The content indexing jobs
- assign the previously created index zones to files/emails of the selected entities
- use Elasticsearch as back end server (3rd party index server) to manage and store indexes and to perform search
- crawl the contentACCESS archive and send document text and metadata to Elasticsearch server
On the configuration page of the given job the user is required to specify the following settings:
✓ Scheduling settings
In this step the running time(s) of the job must be selected. It is possible either to select a scheduler from the list or to create a new scheduler via create new … option from the dropdown list. Using schedulers the administrator may automatize the running times of the given job.
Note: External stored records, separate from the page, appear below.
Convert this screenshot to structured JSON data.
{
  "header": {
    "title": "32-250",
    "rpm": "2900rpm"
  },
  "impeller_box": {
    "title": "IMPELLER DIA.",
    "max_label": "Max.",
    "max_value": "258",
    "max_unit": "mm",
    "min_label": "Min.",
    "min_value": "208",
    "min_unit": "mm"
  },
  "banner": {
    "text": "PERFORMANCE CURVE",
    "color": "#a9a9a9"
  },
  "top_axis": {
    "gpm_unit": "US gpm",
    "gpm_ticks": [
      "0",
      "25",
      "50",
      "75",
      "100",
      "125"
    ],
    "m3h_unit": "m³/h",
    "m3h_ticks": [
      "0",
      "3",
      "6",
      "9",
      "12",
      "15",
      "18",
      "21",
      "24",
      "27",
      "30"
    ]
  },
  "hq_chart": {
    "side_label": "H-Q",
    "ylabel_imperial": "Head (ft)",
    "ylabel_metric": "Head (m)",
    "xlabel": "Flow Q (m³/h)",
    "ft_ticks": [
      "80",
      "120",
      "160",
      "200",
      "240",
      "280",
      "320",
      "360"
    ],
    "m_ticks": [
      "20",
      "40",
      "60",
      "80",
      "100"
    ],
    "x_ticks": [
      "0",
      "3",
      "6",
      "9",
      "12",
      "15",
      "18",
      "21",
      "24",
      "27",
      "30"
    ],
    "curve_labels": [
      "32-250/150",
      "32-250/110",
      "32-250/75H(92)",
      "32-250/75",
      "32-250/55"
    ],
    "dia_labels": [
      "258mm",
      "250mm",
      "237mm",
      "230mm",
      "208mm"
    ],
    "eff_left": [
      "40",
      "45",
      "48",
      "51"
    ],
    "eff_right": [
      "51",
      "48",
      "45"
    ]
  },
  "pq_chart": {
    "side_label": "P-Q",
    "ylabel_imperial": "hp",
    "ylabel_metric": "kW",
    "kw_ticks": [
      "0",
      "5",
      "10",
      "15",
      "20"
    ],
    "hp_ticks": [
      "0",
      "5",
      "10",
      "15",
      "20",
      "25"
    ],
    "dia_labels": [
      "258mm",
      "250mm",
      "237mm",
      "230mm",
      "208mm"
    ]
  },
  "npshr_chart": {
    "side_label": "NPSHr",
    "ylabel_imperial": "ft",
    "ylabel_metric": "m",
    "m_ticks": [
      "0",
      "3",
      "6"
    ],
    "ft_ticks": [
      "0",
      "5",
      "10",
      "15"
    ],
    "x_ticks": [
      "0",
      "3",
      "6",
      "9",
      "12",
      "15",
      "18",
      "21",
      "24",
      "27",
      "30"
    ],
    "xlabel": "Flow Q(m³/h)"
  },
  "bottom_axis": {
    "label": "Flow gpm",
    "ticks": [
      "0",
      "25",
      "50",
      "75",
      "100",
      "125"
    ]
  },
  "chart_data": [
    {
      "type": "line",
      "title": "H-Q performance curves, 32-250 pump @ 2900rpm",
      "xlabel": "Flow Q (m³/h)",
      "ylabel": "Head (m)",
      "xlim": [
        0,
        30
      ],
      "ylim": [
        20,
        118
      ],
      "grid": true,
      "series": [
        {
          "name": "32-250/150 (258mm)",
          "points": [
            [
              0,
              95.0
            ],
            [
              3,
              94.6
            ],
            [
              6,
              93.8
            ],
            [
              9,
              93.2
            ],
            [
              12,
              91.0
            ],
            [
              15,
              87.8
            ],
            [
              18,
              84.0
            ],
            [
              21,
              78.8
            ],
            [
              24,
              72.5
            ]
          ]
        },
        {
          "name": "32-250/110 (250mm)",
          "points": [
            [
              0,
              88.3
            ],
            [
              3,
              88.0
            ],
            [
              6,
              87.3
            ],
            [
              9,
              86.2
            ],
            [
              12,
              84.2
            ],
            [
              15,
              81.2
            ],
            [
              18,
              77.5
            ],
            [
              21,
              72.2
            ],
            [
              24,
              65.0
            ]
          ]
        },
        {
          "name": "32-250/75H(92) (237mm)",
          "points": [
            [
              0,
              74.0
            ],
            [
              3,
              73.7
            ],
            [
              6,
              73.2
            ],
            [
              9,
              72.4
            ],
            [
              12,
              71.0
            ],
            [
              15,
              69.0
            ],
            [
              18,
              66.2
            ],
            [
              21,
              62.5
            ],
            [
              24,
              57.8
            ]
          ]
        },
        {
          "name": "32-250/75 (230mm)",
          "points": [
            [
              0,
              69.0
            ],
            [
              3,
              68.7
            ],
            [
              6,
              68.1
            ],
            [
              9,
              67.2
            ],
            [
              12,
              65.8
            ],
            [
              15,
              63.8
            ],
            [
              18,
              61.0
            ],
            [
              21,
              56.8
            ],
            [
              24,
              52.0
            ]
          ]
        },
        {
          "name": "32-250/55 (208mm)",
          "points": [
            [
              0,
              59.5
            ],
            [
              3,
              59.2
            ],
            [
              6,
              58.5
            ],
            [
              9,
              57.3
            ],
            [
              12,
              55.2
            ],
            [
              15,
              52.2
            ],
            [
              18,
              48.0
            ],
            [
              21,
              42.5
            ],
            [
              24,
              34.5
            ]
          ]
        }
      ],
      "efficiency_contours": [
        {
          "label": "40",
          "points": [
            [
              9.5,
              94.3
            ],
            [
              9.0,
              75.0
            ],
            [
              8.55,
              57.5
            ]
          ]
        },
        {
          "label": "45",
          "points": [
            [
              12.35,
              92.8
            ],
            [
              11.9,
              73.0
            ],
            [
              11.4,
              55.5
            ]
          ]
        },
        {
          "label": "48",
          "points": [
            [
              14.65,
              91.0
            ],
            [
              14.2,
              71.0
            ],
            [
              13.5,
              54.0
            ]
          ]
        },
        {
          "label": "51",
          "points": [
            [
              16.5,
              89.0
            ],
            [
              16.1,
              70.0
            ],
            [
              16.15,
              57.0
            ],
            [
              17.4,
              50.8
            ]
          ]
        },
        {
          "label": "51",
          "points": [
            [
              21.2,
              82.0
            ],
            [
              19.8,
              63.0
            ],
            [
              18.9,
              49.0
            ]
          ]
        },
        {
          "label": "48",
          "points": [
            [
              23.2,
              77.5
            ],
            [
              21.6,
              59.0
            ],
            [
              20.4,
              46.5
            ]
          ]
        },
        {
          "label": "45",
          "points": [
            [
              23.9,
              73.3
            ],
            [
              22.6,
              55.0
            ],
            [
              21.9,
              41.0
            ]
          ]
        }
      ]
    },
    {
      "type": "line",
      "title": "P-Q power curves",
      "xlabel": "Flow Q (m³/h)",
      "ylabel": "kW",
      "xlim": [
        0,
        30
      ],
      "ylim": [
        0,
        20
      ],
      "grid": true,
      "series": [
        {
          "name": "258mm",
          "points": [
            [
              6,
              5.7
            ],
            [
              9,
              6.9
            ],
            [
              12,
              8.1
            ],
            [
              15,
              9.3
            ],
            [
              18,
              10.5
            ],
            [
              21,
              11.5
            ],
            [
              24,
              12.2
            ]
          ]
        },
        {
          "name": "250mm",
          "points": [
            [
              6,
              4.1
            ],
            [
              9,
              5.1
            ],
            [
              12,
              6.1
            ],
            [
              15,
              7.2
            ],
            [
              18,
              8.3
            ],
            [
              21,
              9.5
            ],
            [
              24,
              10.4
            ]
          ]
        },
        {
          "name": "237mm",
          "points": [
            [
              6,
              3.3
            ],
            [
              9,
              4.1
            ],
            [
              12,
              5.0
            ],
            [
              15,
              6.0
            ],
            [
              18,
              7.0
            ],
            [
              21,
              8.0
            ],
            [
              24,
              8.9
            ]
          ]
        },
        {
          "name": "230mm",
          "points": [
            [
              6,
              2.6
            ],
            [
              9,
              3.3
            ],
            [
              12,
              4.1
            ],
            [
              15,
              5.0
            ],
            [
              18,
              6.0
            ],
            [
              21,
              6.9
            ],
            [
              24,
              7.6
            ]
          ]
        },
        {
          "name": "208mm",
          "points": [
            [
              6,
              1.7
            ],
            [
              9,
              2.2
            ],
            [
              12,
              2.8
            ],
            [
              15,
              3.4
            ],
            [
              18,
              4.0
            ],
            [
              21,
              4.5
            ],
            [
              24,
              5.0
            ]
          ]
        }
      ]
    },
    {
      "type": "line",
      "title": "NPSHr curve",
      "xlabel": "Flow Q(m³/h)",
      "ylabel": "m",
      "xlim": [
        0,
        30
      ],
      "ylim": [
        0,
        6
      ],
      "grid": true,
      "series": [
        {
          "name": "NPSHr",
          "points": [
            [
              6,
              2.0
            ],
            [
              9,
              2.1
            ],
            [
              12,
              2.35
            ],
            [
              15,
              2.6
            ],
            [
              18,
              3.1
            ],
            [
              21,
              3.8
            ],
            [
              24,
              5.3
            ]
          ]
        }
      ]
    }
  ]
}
The mailboxes are periodically synchronized with the categories written into the queue in time intervals, which are set here. For more information how to set schedulers refer to section Schedules above.
✓ Resource settings
Set the values, which will determine how many items will be processed simultaneously by the job. The recommended value is “2”.
✓ Filtering settings
Set here the file types that should and shouldn’t be processed.
✓ Entities to index
Set here the entities that will be processed by the indexing job.
Index zones can be defined as a set of one or more Elasticsearch indexes, which are used for logical and physical separation of indexed documents. They were introduced to keep Elasticsearch indexes small, since smaller indexes are easier to move and distribute on multiple Elasticsearch servers.
Index zones can be assigned to entites directly or can be assigned and then overwritten by indexing jobs.